Mon amie n'avait-elle pas le droit de se mettre en colère ?
Bien sûr, elle en avait le droit. Notre monde est si inégalitaire, et c'est la conséquence de centaines d'années de colonialisme et d'oppression. Toute joyeuse célébration de la ‘mondialisation’ mise à part, il reste qu'en 2015, notre système global est toujours féodal dans un sens fondamental : le lieu où vous êtes né détermine vos probabilités de réussite (ou votre espérance de vie), plus que presque tous les autres facteurs.
L'espérance de vie dans le plus riche des pays africains, l'Afrique du Sud, est de 59 ans. C'est 20 ans de moins qu'en Europe ou dans certaines parties de l'Asie. Pour faire une autre comparaison, c'est juste neuf ans de plus que la moyenne mondiale de l'espérance de vie en 1950, et 11 ans de moins que l'actuelle, qui est de 70 ans. Et examiner les chiffres pour les Sud-africains noirs donne une image encore plus nette du monde profondément inégal où nous vivons. Les médias doivent trouver un moyen de rappeler à leurs audiences cette vérité fondamentale.
Mais le point reste que ce ne sont pas les Médias (la majuscule est intentionnelle) qui exécutent de façon malicieuse et miraculeuse une conspiration raciste pour ‘valoriser’ certaines morts plus que d'autres. Les médias de masse ont tendance à refléter les normes existantes, les valeurs et les préjugés d'une société, meme si des médias publics, heureusement, comme la BBC ou CBC du Canada, luttent contre beaucoup de ces préjugés.

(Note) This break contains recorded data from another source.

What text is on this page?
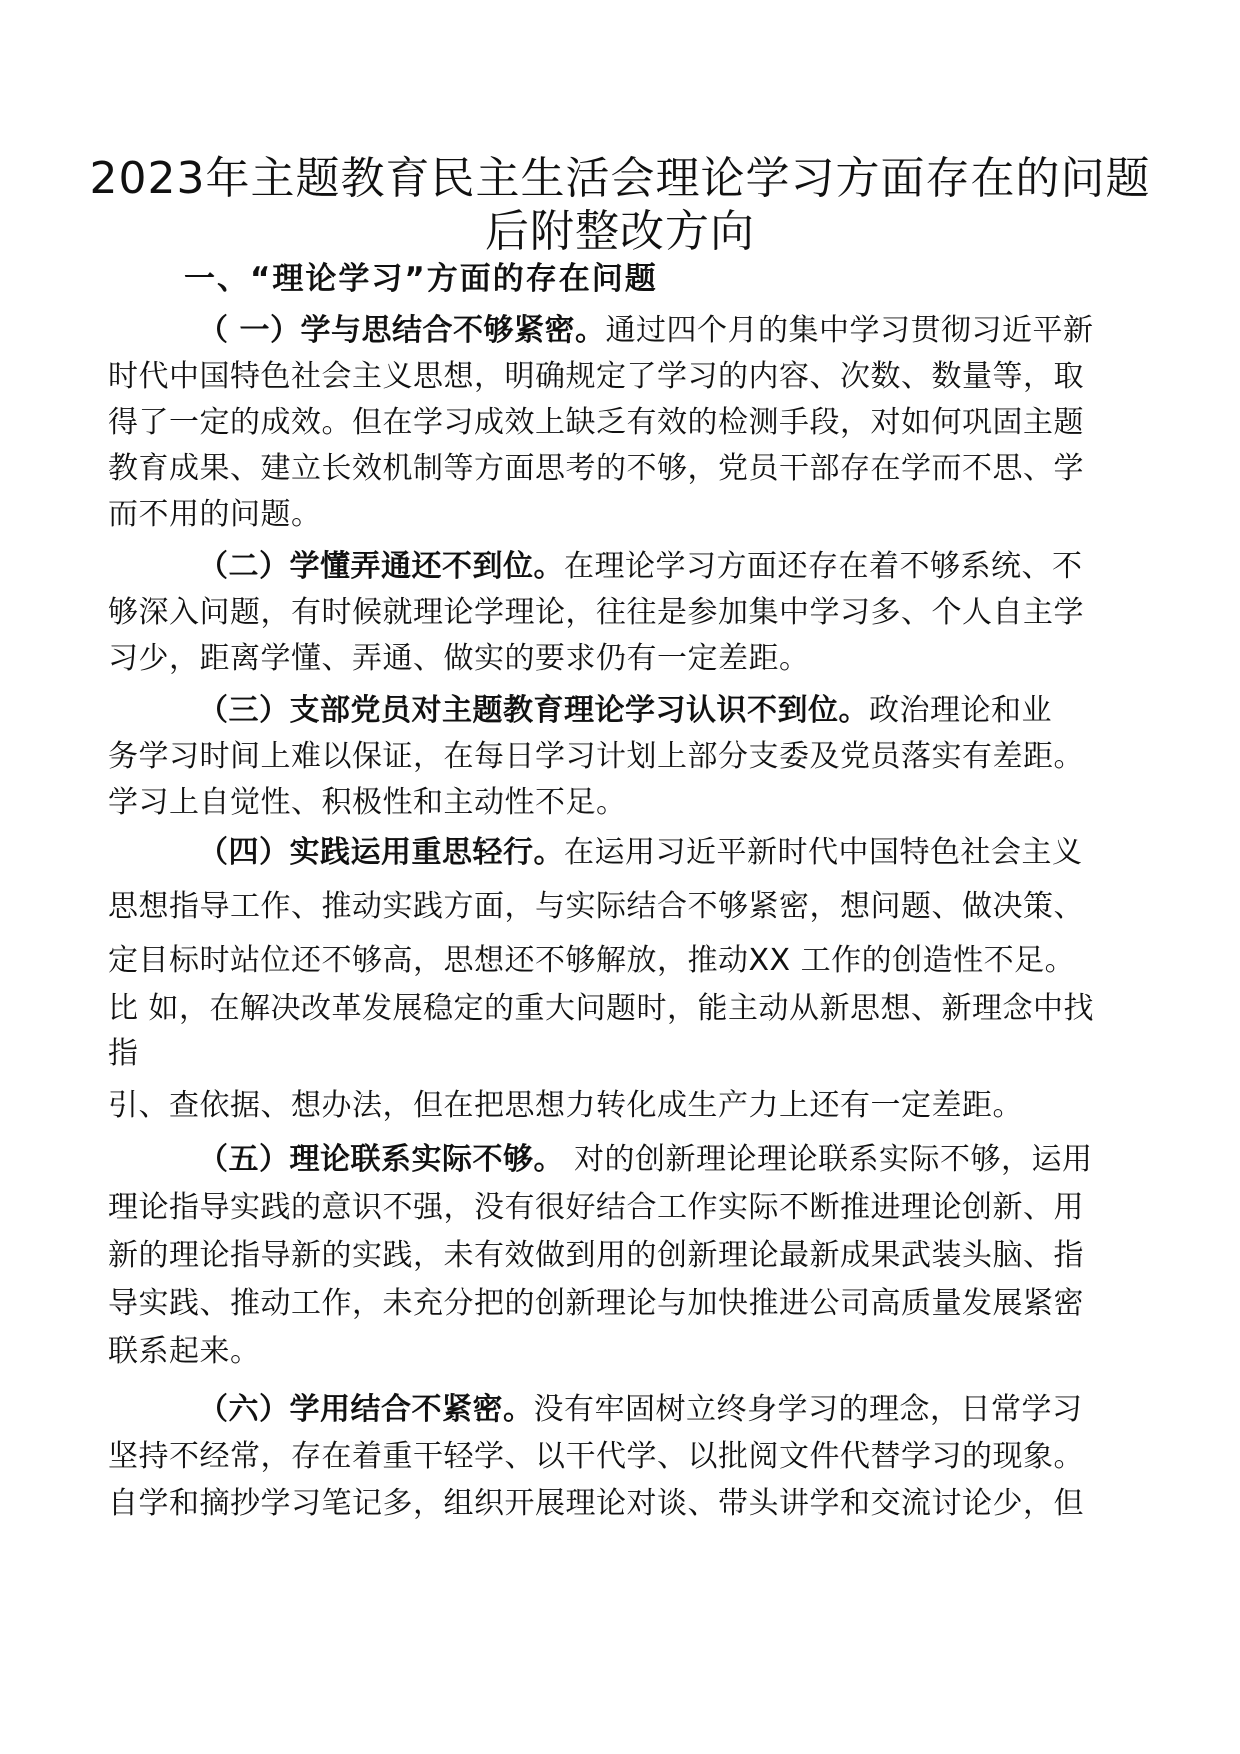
2023年主题教育民主生活会理论学习方面存在的问题
后附整改方向
一、“理论学习”方面的存在问题
（ 一）学与思结合不够紧密。通过四个月的集中学习贯彻习近平新
时代中国特色社会主义思想，明确规定了学习的内容、次数、数量等，取
得了一定的成效。但在学习成效上缺乏有效的检测手段，对如何巩固主题
教育成果、建立长效机制等方面思考的不够，党员干部存在学而不思、学
而不用的问题。
（二）学懂弄通还不到位。在理论学习方面还存在着不够系统、不
够深入问题，有时候就理论学理论，往往是参加集中学习多、个人自主学
习少，距离学懂、弄通、做实的要求仍有一定差距。
（三）支部党员对主题教育理论学习认识不到位。政治理论和业
务学习时间上难以保证，在每日学习计划上部分支委及党员落实有差距。
学习上自觉性、积极性和主动性不足。
（四）实践运用重思轻行。在运用习近平新时代中国特色社会主义
思想指导工作、推动实践方面，与实际结合不够紧密，想问题、做决策、
定目标时站位还不够高，思想还不够解放，推动XX 工作的创造性不足。
比 如，在解决改革发展稳定的重大问题时，能主动从新思想、新理念中找
指
引、查依据、想办法，但在把思想力转化成生产力上还有一定差距。
（五）理论联系实际不够。 对的创新理论理论联系实际不够，运用
理论指导实践的意识不强，没有很好结合工作实际不断推进理论创新、用
新的理论指导新的实践，未有效做到用的创新理论最新成果武装头脑、指
导实践、推动工作，未充分把的创新理论与加快推进公司高质量发展紧密
联系起来。
（六）学用结合不紧密。没有牢固树立终身学习的理念，日常学习
坚持不经常，存在着重干轻学、以干代学、以批阅文件代替学习的现象。
自学和摘抄学习笔记多，组织开展理论对谈、带头讲学和交流讨论少，但
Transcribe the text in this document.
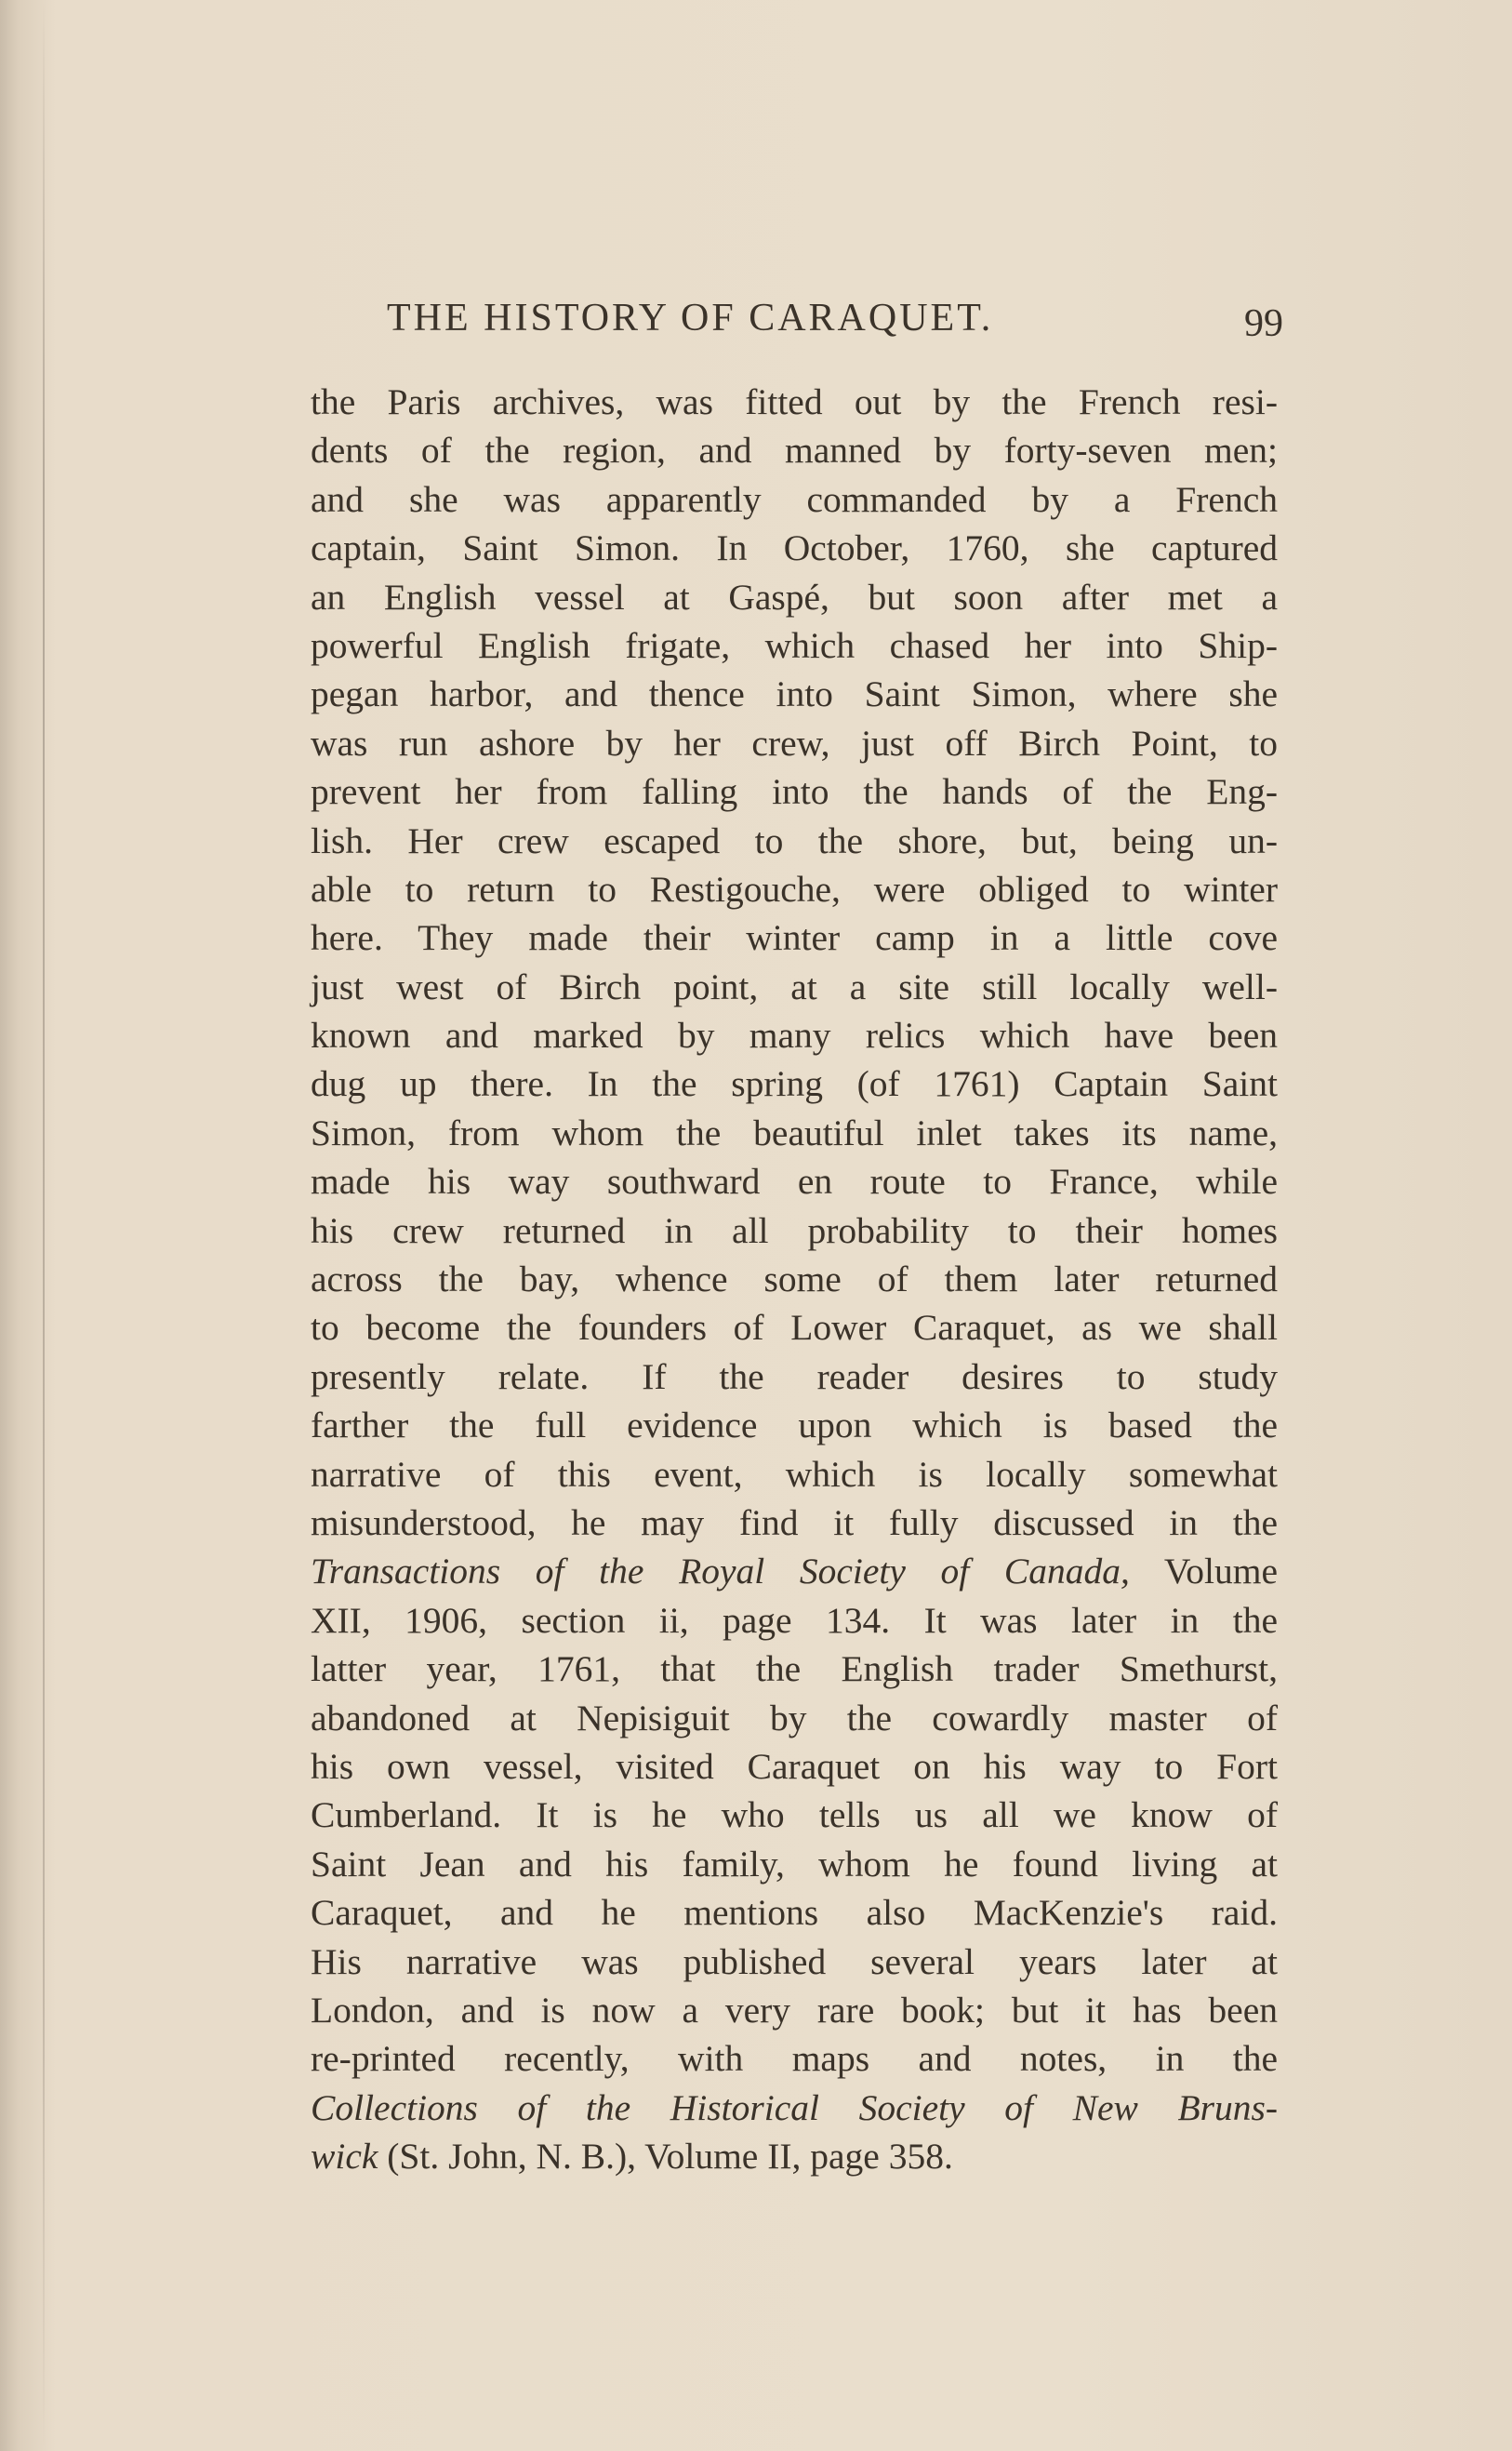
THE HISTORY OF CARAQUET.	99
the Paris archives, was fitted out by the French resi-
dents of the region, and manned by forty-seven men;
and she was apparently commanded by a French
captain, Saint Simon. In October, 1760, she captured
an English vessel at Gaspé, but soon after met a
powerful English frigate, which chased her into Ship-
pegan harbor, and thence into Saint Simon, where she
was run ashore by her crew, just off Birch Point, to
prevent her from falling into the hands of the Eng-
lish. Her crew escaped to the shore, but, being un-
able to return to Restigouche, were obliged to winter
here. They made their winter camp in a little cove
just west of Birch point, at a site still locally well-
known and marked by many relics which have been
dug up there. In the spring (of 1761) Captain Saint
Simon, from whom the beautiful inlet takes its name,
made his way southward en route to France, while
his crew returned in all probability to their homes
across the bay, whence some of them later returned
to become the founders of Lower Caraquet, as we shall
presently relate. If the reader desires to study
farther the full evidence upon which is based the
narrative of this event, which is locally somewhat
misunderstood, he may find it fully discussed in the
Transactions of the Royal Society of Canada, Volume
XII, 1906, section ii, page 134. It was later in the
latter year, 1761, that the English trader Smethurst,
abandoned at Nepisiguit by the cowardly master of
his own vessel, visited Caraquet on his way to Fort
Cumberland. It is he who tells us all we know of
Saint Jean and his family, whom he found living at
Caraquet, and he mentions also MacKenzie's raid.
His narrative was published several years later at
London, and is now a very rare book; but it has been
re-printed recently, with maps and notes, in the
Collections of the Historical Society of New Bruns-
wick (St. John, N. B.), Volume II, page 358.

La condescendance de certains libéraux, leur opinion que les masses sont transformées en zombies par Les Médias n'est pas réellement vraie. Les ‘forces noires’ comme le racisme et les préjugés ont des racines profondes dans nos sociétés, et différents médias travaillent différement. Certains choisissent de lutter contre ces biais, d'autres les encouragent (pensez à Fox News). Mais la conception orwellienne d'un unique ‘Média de masse’ qui a cours dans nos cerveaux, à la 1984, ne correspond pas vraiment à la réalité des choses.
C'est vrai que l'actionnariat monopolistique des médias est un problème que connaissent la plupart des pays. Dans le monde capitaliste dans lequel nous vivons, la plupart de nos sources sont controlées par une poignée de personnes. Même un média public comme la BBC n'a pas une gouvernance de véritable contrôle démcratique et certains ‘mens in suits ‘ (les hommes en costumes) tiennent en main les informations au plus haut niveau. Mais comme ce journaliste peut vous le dire, les journalistes, les personnes qui travaillent dans les médias ne sont pas de simples moutons sans conscience, qui se contentent de restituer la propagande de leurs propriétaires. Des année de syndicalisme et de luttes de la part des journalistes signifient que nous avons acquis un certain degré d'autonomie. Ceux qui deviennent journalistes ne le font pas en général pour devenir les larbins de la classe dominante. En général, c'est parce qu'ils veulent apporter une certaine version de la vérité, et dire la vérité au pouvoir.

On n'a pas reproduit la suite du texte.